All of these have emotional effect! I learned that teasing is not necessarily bullying. It depends on the impact or the reaction of the person.
The 4 Markers of Bullying
- Imbalance of power
- Intent to harm
- Threat of further aggression to maintain dominance
- Terror / Fear
Bullying is a SYSTEM!
The BULLY, the BULLIED, and the BY STANDER.
REMEMBER: As a by stander, we must intervene! We must do something to stop the bullying. This is very important because if the bullying is not stopped it naturally escalates.
Bullies are in need to feel power. It’s about having power over another.
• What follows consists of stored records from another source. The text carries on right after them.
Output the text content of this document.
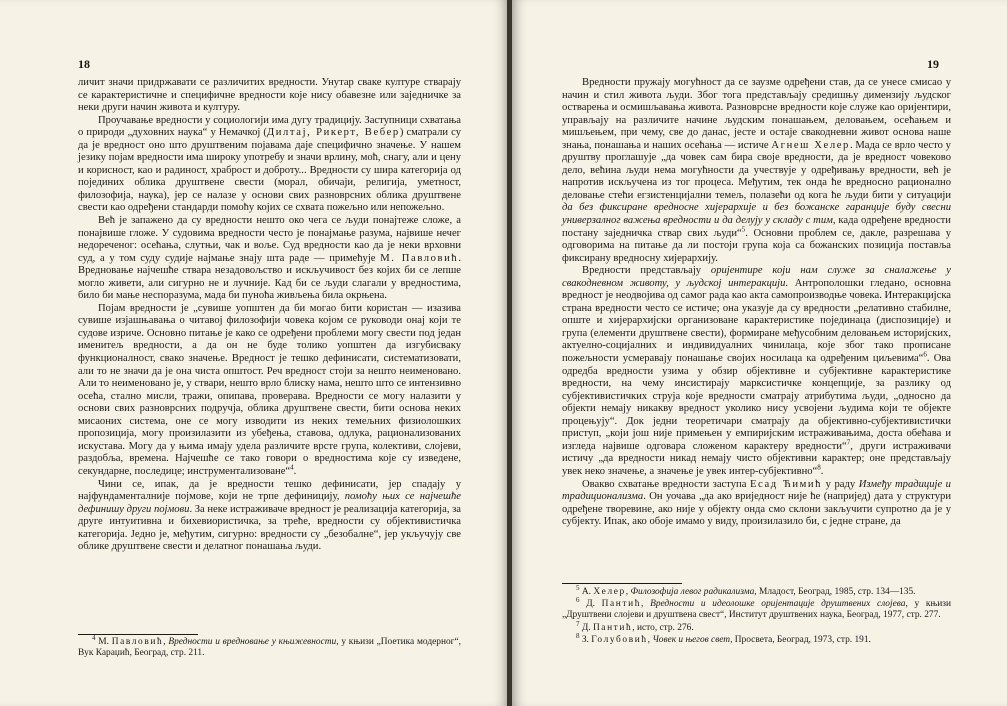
18

личит значи придржавати се различитих вредности. Унутар сваке културе стварају се карактеристичне и специфичне вредности које нису обавезне или заједничке за неки други начин живота и културу.

Проучавање вредности у социологији има дугу традицију. Заступници схватања о природи „духовних наука“ у Немачкој (Дилтај, Рикерт, Вебер) сматрали су да је вредност оно што друштвеним појавама даје специфично значење. У нашем језику појам вредности има широку употребу и значи врлину, моћ, снагу, али и цену и корисност, као и радиност, храброст и доброту... Вредности су шира категорија од појединих облика друштвене свести (морал, обичаји, религија, уметност, филозофија, наука), јер се налазе у основи свих разноврсних облика друштвене свести као одређени стандарди помоћу којих се схвата пожељно или непожељно.

Већ је запажено да су вредности нешто око чега се људи понајтеже сложе, а понајвише гложе. У судовима вредности често је понајмање разума, највише нечег недореченог: осећања, слутњи, чак и воље. Суд вредности као да је неки врховни суд, а у том суду судије најмање знају шта раде — примећује М. Павловић. Вредновање најчешће ствара незадовољство и искључивост без којих би се лепше могло живети, али сигурно не и лучније. Кад би се људи слагали у вредностима, било би мање неспоразума, мада би пунoћа живљења била окрњена.

Појам вредности је „сувише уопштен да би могао бити користан — изазива сувише изјашњавања о читавој филозофији човека којом се руководи онај који те судове изриче. Основно питање је како се одређени проблеми могу свести под један именитељ вредности, а да он не буде толико уопштен да изгубисвaку функционалност, свако значење. Вредност је тешко дефинисати, систематизовати, али то не значи да је она чиста општост. Реч вредност стоји за нешто неименовано. Али то неименовано је, у ствари, нешто врло блиску нама, нешто што се интензивно осећа, стално мисли, тражи, опипава, проверава. Вредности се могу налазити у основи свих разноврсних подручја, облика друштвене свести, бити основа неких мисаоних система, оне се могу изводити из неких темељних физиолошких пропозиција, могу произилазити из убеђења, ставова, одлука, рационализованих искустава. Могу да у њима имају удела различите врсте група, колективи, слојеви, раздобља, времена. Најчешће се тако говори о вредностима које су изведене, секундарне, последице; инструментализоване“$^4$.

Чини се, ипак, да је вредности тешко дефинисати, јер спадају у најфундаменталније појмове, који не трпе дефиницију, помоћу њих се најчешће дефинишу други појмови. За неке истраживаче вредност је реализација категорија, за друге интуитивна и бихевиористичка, за треће, вредности су објективистичка категорија. Једно је, међутим, сигурно: вредности су „безобалне“, јер укључују све облике друштвене свести и делатног понашања људи.

$^4$ М. Павловић, Вредности и вредновање у књижевности, у књизи „Поетика модерног“, Вук Караџић, Београд, стр. 211.

19

Вредности пружају могућност да се заузме одређени став, да се унесе смисао у начин и стил живота људи. Због тога представљају средишњу димензију људског остварења и осмишљавања живота. Разноврсне вредности које служе као оријентири, управљају на различите начине људским понашањем, деловањем, осећањем и мишљењем, при чему, све до данас, јесте и остаје свакодневни живот основа наше знања, понашања и наших осећања — истиче Агнеш Хелер. Мада се врло често у друштву проглашује „да човек сам бира своје вредности, да је вредност човеково дело, већина људи нема могућности да учествује у одређивању вредности, већ је напротив искључена из тог процеса. Међутим, тек онда ће вредносно рационално деловање стећи егзистенцијални темељ, полазећи од кога ће људи бити у ситуацији да без фиксиране вредносне хијерархије и без божанске гаранције буду свесни универзалног важења вредности и да делују у складу с тим, када одређене вредности постану заједничка ствар свих људи“$^5$. Основни проблем се, дакле, разрешава у одговорима на питање да ли постоји група која са божанских позиција поставља фиксирану вредносну хијерархију.

Вредности представљају оријентире који нам служе за сналажење у свакодневном животу, у људској интеракцији. Антрополошки гледано, основна вредност је неодвојива од самог рада као акта самопроизводње човека. Интеракцијска страна вредности често се истиче; она указује да су вредности „релативно стабилне, опште и хијерархијски организоване карактеристике појединаца (диспозиције) и група (елементи друштвене свести), формиране међусобним деловањем историјских, актуелно-социјалних и индивидуалних чинилаца, које због тако прописане пожељности усмеравају понашање својих носилаца ка одређеним циљевима“$^6$. Ова одредба вредности узима у обзир објективне и субјективне карактеристике вредности, на чему инсистирају марксистичке концепције, за разлику од субјективистичких струја које вредности сматрају атрибутима људи, „односно да објекти немају никакву вредност уколико нису усвојени људима који те објекте процењују“. Док једни теоретичари сматрају да објективно-субјективистички приступ, „који још није примењен у емпиријским истраживањима, доста обећава и изгледа највише одговара сложеном карактеру вредности“$^7$, други истраживачи истичу „да вредности никад немају чисто објективни карактер; оне представљају увек неко значење, а значење је увек интер-субјективно“$^8$.

Овакво схватање вредности заступа Есад Ћимић у раду Између традиције и традиционализма. Он уочава „да ако вриједност није ћe (напријед) дата у структури одређене творевине, ако није у објекту онда смо склони закључити супротно да је у субјекту. Ипак, ако обоје имамо у виду, произилазило би, с једне стране, да

$^5$ А. Хелер, Филозофија левог радикализма, Младост, Београд, 1985, стр. 134—135.

$^6$ Д. Пантић, Вредности и идеолошке оријентације друштвених слојева, у књизи „Друштвени слојеви и друштвена свест“, Институт друштвених наука, Београд, 1977, стр. 277.

$^7$ Д. Пантић, исто, стр. 276.

$^8$ З. Голубовић, Човек и његов свет, Просвета, Београд, 1973, стр. 191.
And to feel that sense of power he must put down the other. But let us not forget, the bullies need help too!
The challenge: How to shield our children!
Be an active by stander! Stop, intervene wherever we are. You notice anything, you ask and investigate. We should also create external and internal safe zones for the foundation of self-worth.
We parent the way we were parented or exactly the opposite. Intergenerational Patterns, as explained by Dr. Honey Carandang. Did you ever say to yourself, “I will never be like my mother” or “I will never do to my child what my dad did to us”? Or perhaps, like in my case, we can also say, “I like how I was treated and I’ll do the same to my child.”
Here are the Acts of Mindful Parenting:
- Discipline with Respect/Dignity
- Intervene immediately
By nourishing good values in the family, we are also helping build a nation that is more caring and compassionate. So let us also not forget the power of compassionate discipline. Parenting needs to be authoritative, not authoritarian. Let’s all practice mindful parenting and stop bullying together.